The switch from winter to spring brings higher gasoline prices to U.S. consumers, though some states are seeing increases sooner than others. File photo by John Angelillo/UPI | License Photo
March 6 (UPI) -- Consumers wary about soaring inflation could be frustrated with the recent increase in gasoline prices, though data Monday from AAA show prices are still well below levels from this time last year.
The travel club listed a national average retail price of $3.40 per gallon for Monday, a good 4 cents higher than this time last week. Some states, however, are seeing spikes even higher than that, with Indiana's state average price of $3.42 per gallon marking a 20 cent-per-gallon increase over week-ago levels.
That state-level increase is largely attributed to the switch from the winter-blend to the summer-blend of gasoline. Refineries during the cold winter months don't need to take the extra steps necessary to keep gasoline from evaporating, steps that make the summer blend more expensive.
Refineries need to start making the summer blend no later than March 1.
"Some regions are moving to the required summer gasoline in different steps than others, and the fragmentation of required blends absolutely plays a role in these price increases," Patrick De Haan, the head of petroleum analysis at GasBuddy, said. "Logistical challenges in making the transition during a time when refiners are also doing maintenance work can create hotspots and lead to noticeable jumps in prices during the spring."
Consumers so far, however, seem unfazed by lingering inflationary pressures in the U.S. economy.
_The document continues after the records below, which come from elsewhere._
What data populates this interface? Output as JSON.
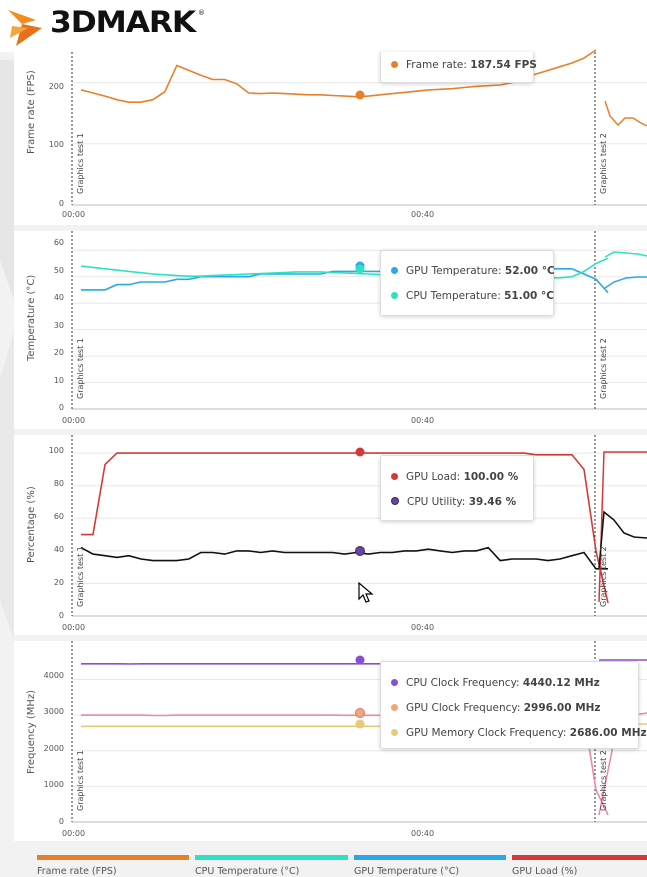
{
  "app": {
    "logo": "3DMARK",
    "registered": "®"
  },
  "colors": {
    "frame_rate": "#e8802a",
    "cpu_temp": "#2de2c0",
    "gpu_temp": "#29a9e8",
    "gpu_load": "#d23a3a",
    "cpu_util": "#111111",
    "cpu_clock": "#8a4fd0",
    "gpu_clock": "#e88aa0",
    "gpu_mem_clock": "#e7c97a"
  },
  "markers": {
    "test1": "Graphics test 1",
    "test2": "Graphics test 2"
  },
  "x_ticks": [
    "00:00",
    "00:40"
  ],
  "panels": {
    "frame_rate": {
      "ylabel": "Frame rate (FPS)",
      "yticks": [
        "200",
        "100",
        "0"
      ],
      "tooltip": [
        {
          "label": "Frame rate:",
          "value": "187.54 FPS"
        }
      ]
    },
    "temperature": {
      "ylabel": "Temperature (°C)",
      "yticks": [
        "60",
        "50",
        "40",
        "30",
        "20",
        "10",
        "0"
      ],
      "tooltip": [
        {
          "label": "GPU Temperature:",
          "value": "52.00 °C"
        },
        {
          "label": "CPU Temperature:",
          "value": "51.00 °C"
        }
      ]
    },
    "percentage": {
      "ylabel": "Percentage (%)",
      "yticks": [
        "100",
        "80",
        "60",
        "40",
        "20",
        "0"
      ],
      "tooltip": [
        {
          "label": "GPU Load:",
          "value": "100.00 %"
        },
        {
          "label": "CPU Utility:",
          "value": "39.46 %"
        }
      ]
    },
    "frequency": {
      "ylabel": "Frequency (MHz)",
      "yticks": [
        "4000",
        "3000",
        "2000",
        "1000",
        "0"
      ],
      "tooltip": [
        {
          "label": "CPU Clock Frequency:",
          "value": "4440.12 MHz"
        },
        {
          "label": "GPU Clock Frequency:",
          "value": "2996.00 MHz"
        },
        {
          "label": "GPU Memory Clock Frequency:",
          "value": "2686.00 MHz"
        }
      ]
    }
  },
  "legend": [
    {
      "label": "Frame rate (FPS)",
      "color": "#e8802a"
    },
    {
      "label": "CPU Temperature (°C)",
      "color": "#2de2c0"
    },
    {
      "label": "GPU Temperature (°C)",
      "color": "#29a9e8"
    },
    {
      "label": "GPU Load (%)",
      "color": "#d23a3a"
    }
  ],
  "chart_data": [
    {
      "type": "line",
      "ylabel": "Frame rate (FPS)",
      "ylim": [
        0,
        250
      ],
      "series": [
        {
          "name": "Frame rate",
          "values": [
            188,
            183,
            178,
            172,
            168,
            168,
            172,
            185,
            228,
            220,
            212,
            205,
            205,
            198,
            183,
            182,
            183,
            182,
            181,
            180,
            180,
            179,
            178,
            177,
            178,
            180,
            182,
            184,
            186,
            188,
            189,
            190,
            192,
            194,
            195,
            196,
            200,
            208,
            214,
            220,
            226,
            232,
            240,
            255
          ]
        }
      ]
    },
    {
      "type": "line",
      "ylabel": "Temperature (°C)",
      "ylim": [
        0,
        65
      ],
      "series": [
        {
          "name": "GPU Temperature",
          "values": [
            45,
            45,
            45,
            47,
            47,
            48,
            48,
            48,
            49,
            49,
            50,
            50,
            50,
            50,
            50,
            51,
            51,
            51,
            51,
            51,
            51,
            52,
            52,
            52,
            52,
            52,
            52,
            52,
            52,
            52,
            52,
            53,
            53,
            53,
            53,
            53,
            53,
            53,
            53,
            53,
            53,
            53,
            51,
            49,
            44
          ]
        },
        {
          "name": "CPU Temperature",
          "values": [
            54,
            53.5,
            53,
            52.5,
            52,
            51.5,
            51,
            50.7,
            50.4,
            50.2,
            50.2,
            50.4,
            50.6,
            50.8,
            51,
            51.2,
            51.4,
            51.6,
            51.8,
            51.8,
            51.8,
            51.6,
            51.4,
            51.2,
            51,
            50.8,
            50.6,
            50.4,
            50.2,
            50,
            50,
            49.8,
            49.6,
            49.5,
            49.5,
            49.5,
            49.5,
            49.5,
            49.5,
            49.5,
            49.6,
            50,
            52,
            55,
            57
          ]
        }
      ]
    },
    {
      "type": "line",
      "ylabel": "Percentage (%)",
      "ylim": [
        0,
        105
      ],
      "series": [
        {
          "name": "GPU Load",
          "values": [
            50,
            50,
            93,
            100,
            100,
            100,
            100,
            100,
            100,
            100,
            100,
            100,
            100,
            100,
            100,
            100,
            100,
            100,
            100,
            100,
            100,
            100,
            100,
            100,
            100,
            100,
            100,
            100,
            100,
            100,
            100,
            100,
            100,
            100,
            100,
            100,
            100,
            100,
            99,
            99,
            99,
            99,
            90,
            40,
            8
          ]
        },
        {
          "name": "CPU Utility",
          "values": [
            42,
            38,
            37,
            36,
            37,
            35,
            34,
            34,
            34,
            35,
            39,
            39,
            38,
            40,
            40,
            39,
            40,
            39,
            39,
            39,
            39,
            39,
            38,
            39,
            38,
            39,
            39,
            40,
            40,
            41,
            40,
            39,
            40,
            40,
            42,
            34,
            35,
            35,
            35,
            34,
            35,
            37,
            39,
            29,
            29
          ]
        }
      ]
    },
    {
      "type": "line",
      "ylabel": "Frequency (MHz)",
      "ylim": [
        0,
        4800
      ],
      "series": [
        {
          "name": "CPU Clock Frequency",
          "values": [
            4440,
            4440,
            4440,
            4440,
            4435,
            4440,
            4440,
            4440,
            4440,
            4440,
            4440,
            4440,
            4440,
            4440,
            4440,
            4440,
            4440,
            4440,
            4440,
            4440,
            4440,
            4440,
            4440,
            4440,
            4440,
            4440,
            4440,
            4440,
            4440,
            4440,
            4440,
            4440,
            4440,
            4440,
            4440,
            4440,
            4440,
            4440,
            4440,
            4440,
            4440,
            4440,
            4440,
            4440,
            4440
          ]
        },
        {
          "name": "GPU Clock Frequency",
          "values": [
            3000,
            3000,
            3000,
            3000,
            3000,
            3000,
            2990,
            2990,
            3000,
            3000,
            3000,
            3000,
            3000,
            3000,
            3000,
            3000,
            3000,
            3000,
            3000,
            3000,
            3000,
            3000,
            2996,
            2996,
            2996,
            2996,
            2996,
            2996,
            2996,
            2996,
            2996,
            2996,
            2996,
            2996,
            2996,
            2996,
            2996,
            2996,
            2996,
            2996,
            2996,
            2996,
            2996,
            900,
            200
          ]
        },
        {
          "name": "GPU Memory Clock Frequency",
          "values": [
            2686,
            2686,
            2686,
            2686,
            2686,
            2686,
            2686,
            2686,
            2686,
            2686,
            2686,
            2686,
            2686,
            2686,
            2686,
            2686,
            2686,
            2686,
            2686,
            2686,
            2686,
            2686,
            2686,
            2686,
            2686,
            2686,
            2686,
            2686,
            2686,
            2686,
            2686,
            2686,
            2686,
            2686,
            2686,
            2686,
            2686,
            2686,
            2686,
            2686,
            2686,
            2686,
            2686,
            2686,
            2686
          ]
        }
      ]
    }
  ]
}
Data for January show disposable personal income increased 2% from December and spending was up 1.8% to $312 billion.
Personal savings, meanwhile, improved by 0.2% from December levels, suggesting wage growth and hiring are supporting the U.S. consumer against inflation that's running at 6.4% to the 12-month period ending in January.
For gasoline, however, prices are up 2.4% from just December, when prices were flirting with $3 per gallon on the national level.
The consumer may be getting squeezed by policies at the U.S. Federal Reserve that are meant to curb inflation by way of higher lending rates for everything from new vehicles to mortgages. We'll get a clue about the state of economic affairs this week when Federal Reserve Chairman Jerome Powell testifies before U.S. lawmakers.
Despite some economic headwinds, the price at the pump is about 60 cents per gallon less than at this time last year. Prices could reach the $4 mark again this year on the back of summer travel demand, but the federal government is forecasting an average price of around $3.39 for the year.